Skill Level: Intermediate | Techniques Used: Modified Straight Dough Method for Yeast Bread

This is a master recipe for sweet yeast dough that can be used for a variety of applications. This dough is used to make cinnamon rolls, yeast donuts, soft dinner rolls, braided loafs, Belgian liege waffles, and so much more.

A basic sweet yeast dough is an enriched dough, also known as a rich dough. This means that the dough is made with fat, sugar, and sometimes eggs, as opposed to lean doughs that do not have any fat present. The addition of fat to a yeast dough creates a bread that is soft and tender as opposed to crispy and chewy.

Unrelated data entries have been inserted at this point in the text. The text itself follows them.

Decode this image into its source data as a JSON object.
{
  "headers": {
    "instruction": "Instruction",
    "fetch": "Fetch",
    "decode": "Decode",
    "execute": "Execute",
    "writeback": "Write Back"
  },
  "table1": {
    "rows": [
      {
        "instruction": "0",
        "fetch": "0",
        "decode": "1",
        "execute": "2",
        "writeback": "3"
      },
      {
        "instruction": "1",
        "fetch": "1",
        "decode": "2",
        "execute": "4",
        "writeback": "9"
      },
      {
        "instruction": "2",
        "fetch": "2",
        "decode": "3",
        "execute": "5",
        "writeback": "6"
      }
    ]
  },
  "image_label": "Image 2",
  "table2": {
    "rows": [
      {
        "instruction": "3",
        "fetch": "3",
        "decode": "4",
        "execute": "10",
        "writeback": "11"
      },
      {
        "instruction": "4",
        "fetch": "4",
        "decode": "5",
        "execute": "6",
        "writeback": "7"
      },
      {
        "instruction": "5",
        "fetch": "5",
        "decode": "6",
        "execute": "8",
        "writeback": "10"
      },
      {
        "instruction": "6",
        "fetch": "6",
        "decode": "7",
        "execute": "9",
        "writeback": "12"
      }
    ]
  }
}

How to Make the Master Sweet Dough Recipe for Yeast Breads

This basic sweet yeast dough recipe uses the Modified Straight Dough Method, which is a method for mixing rich yeast dough. This method ensures even distribution of the fat and sugar present in the dough.

Step 1: Hydrate the Yeast

Dry yeast is in a dormant state, and the milk in the recipe will wake it up. The temperature of the milk should be around 110-115 F (43-46 C). The milk can be warmed on the stove or in the microwave. Just be sure that it is warm and not too hot because yeast begins to die at around 135 F (57 C).

To warm the milk in the microwave, heat the milk in short bursts and check the temperature along the way. It should take about 60-90 seconds to warm the milk in the microwave.

Once the milk is warm, sprinkle the dry yeast over the milk. The warm temperature will wake the yeast up and it will begin feeding on the sugars in the milk, becoming slightly foamy.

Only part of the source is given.